Osteoclastogenesis in Patients With Systemic Sclerosis With and Without Calcinosis Cutis.
Objective: We aimed to assess whether the presence of radiographically confirmed calcinosis of the hands in patients with systemic sclerosis (SSc) is associated with increased osteoclastogenesis.
Methods: We recruited 20 patients with SSc (10 with calcinosis and 10 without calcinosis) and 10 age- and gender-matched healthy controls. Hand radiographs were scored using the validated Scleroderma Clinical Trials Consortium (SCTC) radiographic severity score for calcinosis. To evaluate osteoclastogenesis, peripheral blood mononuclear cells (PBMCs) were cultured with RANKL and macrophage colony-stimulating factor; osteoclasts were identified using tartrate-resistant acid phosphatase staining. Measures of bone resorption (RANKL, osteoprotegerin [OPG]) and ischemia or endothelial function (vascular endothelial growth factor, angiopoietin-1, and angiopoietin-2 [Ang-2]) were also evaluated.
Results: Patients with SSc were all women and Hispanic, and the majority (n = 12, 60%) had limited SSc skin type. Mean ± SD age was 55.2 ± 14.8 years; mean ± SD disease duration was 9.5 ± 6.5 years from first non-Raynaud phenomenon symptom.

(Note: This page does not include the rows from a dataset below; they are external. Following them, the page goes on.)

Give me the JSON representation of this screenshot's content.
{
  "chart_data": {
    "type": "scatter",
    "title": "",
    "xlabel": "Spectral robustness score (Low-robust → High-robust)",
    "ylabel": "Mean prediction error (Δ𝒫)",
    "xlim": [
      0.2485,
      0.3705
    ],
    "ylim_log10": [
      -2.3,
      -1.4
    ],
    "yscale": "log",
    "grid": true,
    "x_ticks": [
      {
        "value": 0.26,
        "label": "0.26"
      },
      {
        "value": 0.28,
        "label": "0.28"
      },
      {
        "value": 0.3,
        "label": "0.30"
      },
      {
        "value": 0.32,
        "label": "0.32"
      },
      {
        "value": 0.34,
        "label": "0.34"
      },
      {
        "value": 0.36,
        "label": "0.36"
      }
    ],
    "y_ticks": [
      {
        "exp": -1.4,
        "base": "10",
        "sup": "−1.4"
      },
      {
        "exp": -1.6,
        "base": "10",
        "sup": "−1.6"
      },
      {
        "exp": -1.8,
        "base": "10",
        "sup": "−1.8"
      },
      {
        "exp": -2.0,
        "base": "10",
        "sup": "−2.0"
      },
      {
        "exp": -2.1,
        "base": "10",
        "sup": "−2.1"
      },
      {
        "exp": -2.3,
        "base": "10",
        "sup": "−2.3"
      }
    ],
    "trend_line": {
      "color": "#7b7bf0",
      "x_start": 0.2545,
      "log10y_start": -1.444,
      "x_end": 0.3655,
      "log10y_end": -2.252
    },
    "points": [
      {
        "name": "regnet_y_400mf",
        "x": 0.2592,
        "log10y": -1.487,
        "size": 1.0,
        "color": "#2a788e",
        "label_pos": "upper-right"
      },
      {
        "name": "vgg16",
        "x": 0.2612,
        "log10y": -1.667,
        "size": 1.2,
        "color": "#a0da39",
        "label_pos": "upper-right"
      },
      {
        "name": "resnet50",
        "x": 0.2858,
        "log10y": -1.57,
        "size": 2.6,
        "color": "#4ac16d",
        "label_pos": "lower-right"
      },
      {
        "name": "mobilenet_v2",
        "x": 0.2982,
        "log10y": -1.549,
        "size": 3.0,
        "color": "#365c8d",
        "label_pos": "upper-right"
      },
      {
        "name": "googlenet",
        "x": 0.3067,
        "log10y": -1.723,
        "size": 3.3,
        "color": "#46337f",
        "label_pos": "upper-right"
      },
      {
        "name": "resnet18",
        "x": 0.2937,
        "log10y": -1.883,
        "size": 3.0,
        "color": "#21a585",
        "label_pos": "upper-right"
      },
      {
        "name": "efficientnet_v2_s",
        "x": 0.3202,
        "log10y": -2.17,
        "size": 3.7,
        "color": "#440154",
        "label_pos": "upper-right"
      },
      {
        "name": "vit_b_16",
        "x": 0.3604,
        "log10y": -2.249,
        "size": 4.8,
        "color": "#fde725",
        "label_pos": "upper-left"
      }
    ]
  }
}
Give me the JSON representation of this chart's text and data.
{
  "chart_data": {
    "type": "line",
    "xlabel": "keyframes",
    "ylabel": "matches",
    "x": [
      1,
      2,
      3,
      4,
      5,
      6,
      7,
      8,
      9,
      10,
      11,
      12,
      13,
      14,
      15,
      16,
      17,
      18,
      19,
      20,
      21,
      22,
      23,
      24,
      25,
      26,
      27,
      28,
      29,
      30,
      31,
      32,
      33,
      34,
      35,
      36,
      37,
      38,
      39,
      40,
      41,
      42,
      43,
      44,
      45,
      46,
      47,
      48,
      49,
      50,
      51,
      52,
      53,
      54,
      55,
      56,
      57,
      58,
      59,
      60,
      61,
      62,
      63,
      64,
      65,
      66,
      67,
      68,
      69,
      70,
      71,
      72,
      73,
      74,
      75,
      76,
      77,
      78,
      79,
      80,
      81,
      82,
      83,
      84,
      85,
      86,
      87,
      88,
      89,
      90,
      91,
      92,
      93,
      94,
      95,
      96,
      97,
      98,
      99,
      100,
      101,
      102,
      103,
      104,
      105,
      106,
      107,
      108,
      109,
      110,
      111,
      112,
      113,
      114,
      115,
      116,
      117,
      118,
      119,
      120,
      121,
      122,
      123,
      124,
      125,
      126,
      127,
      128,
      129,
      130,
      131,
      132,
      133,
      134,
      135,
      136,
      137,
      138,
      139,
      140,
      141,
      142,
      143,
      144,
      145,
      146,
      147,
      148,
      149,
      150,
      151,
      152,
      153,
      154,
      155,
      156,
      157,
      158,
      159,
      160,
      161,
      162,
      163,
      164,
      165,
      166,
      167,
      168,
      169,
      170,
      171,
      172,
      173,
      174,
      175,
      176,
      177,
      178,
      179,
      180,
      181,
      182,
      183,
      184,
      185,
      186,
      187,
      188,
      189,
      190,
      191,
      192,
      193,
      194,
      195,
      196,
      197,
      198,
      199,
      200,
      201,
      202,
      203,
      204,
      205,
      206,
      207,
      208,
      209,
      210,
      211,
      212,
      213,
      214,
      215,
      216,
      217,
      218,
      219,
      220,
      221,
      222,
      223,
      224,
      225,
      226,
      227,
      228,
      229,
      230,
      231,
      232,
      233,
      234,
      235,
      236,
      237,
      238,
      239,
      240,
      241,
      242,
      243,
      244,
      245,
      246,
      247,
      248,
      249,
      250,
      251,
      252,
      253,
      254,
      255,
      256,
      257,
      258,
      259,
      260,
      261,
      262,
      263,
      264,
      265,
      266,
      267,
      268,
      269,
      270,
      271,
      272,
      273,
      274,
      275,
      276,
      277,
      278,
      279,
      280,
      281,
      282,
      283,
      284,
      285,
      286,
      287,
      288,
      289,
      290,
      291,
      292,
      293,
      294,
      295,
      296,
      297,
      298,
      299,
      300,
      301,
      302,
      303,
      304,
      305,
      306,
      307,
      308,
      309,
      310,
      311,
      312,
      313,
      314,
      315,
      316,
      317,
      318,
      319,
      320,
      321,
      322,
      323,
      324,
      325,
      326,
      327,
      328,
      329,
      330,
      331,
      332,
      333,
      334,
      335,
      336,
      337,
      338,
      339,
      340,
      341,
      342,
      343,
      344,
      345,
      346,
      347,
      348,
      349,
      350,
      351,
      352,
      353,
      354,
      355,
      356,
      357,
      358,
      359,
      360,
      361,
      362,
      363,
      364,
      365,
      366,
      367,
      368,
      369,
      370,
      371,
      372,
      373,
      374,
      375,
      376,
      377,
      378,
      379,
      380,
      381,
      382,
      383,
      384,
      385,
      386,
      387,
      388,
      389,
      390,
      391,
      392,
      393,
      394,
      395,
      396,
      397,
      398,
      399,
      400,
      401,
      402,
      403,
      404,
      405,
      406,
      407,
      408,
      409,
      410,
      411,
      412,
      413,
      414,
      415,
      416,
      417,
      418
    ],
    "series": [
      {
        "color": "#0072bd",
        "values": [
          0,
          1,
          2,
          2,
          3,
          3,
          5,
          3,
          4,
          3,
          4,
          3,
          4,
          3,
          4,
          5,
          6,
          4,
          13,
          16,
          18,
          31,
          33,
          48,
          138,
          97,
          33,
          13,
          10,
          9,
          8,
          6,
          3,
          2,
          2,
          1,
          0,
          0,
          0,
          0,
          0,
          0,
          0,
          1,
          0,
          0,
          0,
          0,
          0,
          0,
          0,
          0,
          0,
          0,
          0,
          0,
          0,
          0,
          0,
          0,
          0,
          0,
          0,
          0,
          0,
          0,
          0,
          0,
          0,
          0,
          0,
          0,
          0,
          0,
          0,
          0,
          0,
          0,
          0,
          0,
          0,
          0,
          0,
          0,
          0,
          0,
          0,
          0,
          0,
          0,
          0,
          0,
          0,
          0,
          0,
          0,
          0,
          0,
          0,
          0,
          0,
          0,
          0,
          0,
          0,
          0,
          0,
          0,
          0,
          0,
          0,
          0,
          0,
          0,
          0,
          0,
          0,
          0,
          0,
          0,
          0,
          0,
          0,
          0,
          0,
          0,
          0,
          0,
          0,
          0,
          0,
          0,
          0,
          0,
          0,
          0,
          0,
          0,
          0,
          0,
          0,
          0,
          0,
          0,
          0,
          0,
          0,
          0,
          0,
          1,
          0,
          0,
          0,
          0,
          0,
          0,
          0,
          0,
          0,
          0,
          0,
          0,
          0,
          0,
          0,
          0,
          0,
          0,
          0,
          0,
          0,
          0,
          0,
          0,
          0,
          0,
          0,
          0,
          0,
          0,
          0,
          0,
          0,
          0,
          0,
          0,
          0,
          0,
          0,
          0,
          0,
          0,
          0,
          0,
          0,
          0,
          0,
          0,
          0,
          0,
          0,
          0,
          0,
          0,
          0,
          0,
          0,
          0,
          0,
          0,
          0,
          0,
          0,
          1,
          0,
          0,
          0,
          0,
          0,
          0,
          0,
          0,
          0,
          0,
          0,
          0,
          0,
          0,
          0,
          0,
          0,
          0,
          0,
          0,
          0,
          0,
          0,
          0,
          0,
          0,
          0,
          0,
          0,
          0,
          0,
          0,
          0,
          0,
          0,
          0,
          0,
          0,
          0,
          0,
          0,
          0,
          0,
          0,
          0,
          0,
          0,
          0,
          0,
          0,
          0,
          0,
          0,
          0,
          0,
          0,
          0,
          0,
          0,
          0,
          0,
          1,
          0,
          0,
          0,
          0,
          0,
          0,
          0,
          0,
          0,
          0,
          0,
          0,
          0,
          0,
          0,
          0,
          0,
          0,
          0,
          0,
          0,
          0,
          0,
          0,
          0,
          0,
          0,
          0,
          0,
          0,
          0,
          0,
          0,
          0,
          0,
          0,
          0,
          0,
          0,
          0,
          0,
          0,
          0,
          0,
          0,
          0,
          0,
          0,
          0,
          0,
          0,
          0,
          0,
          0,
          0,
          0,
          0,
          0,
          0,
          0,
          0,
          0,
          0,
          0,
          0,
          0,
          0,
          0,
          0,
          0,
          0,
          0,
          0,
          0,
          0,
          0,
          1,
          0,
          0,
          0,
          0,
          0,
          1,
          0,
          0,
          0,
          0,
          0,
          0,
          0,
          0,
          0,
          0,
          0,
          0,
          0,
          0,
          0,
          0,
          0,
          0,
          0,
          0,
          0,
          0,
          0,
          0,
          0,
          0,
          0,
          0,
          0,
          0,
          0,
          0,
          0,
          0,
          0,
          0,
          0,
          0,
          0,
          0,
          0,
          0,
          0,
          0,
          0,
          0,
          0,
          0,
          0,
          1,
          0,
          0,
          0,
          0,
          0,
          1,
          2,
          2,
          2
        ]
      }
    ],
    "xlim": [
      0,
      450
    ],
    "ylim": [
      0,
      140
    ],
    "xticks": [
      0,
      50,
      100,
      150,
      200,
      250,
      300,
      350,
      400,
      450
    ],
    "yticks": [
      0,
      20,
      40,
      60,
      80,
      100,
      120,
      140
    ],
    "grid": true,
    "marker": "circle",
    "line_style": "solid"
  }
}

Patients with SSc with calcinosis had more digital ischemia than patients without calcinosis. Median SCTC score in patients with SSc with calcinosis was 11.1 (range 0.7-286). After 9 days in culture, PBMCs from patients with calcinosis originated a significantly higher number of osteoclasts (33.0 ± 20.3 cells/well) than patients without calcinosis (15.3 ± 6.9 cells/well) and healthy individuals (11.2 ± 2.6 cells/well) (P = 0.001). The severity of calcinosis was not correlated with the number of osteoclasts per well (r = 0.27, P = 0.5); however, it was correlated with RANKL (r = 0.82, P = 0.004), RANKL/OPG ratio (r = 0.86, P = 0.002), and Ang-2 levels (r = 0.86, P = 0.002).
Conclusion: Calcinosis in patients with SSc is associated with an increased propensity of peripheral blood cells to form osteoclasts. Targeted inhibition of osteoclastogenesis may provide a specific therapeutic option for patients with SSc-associated calcinosis.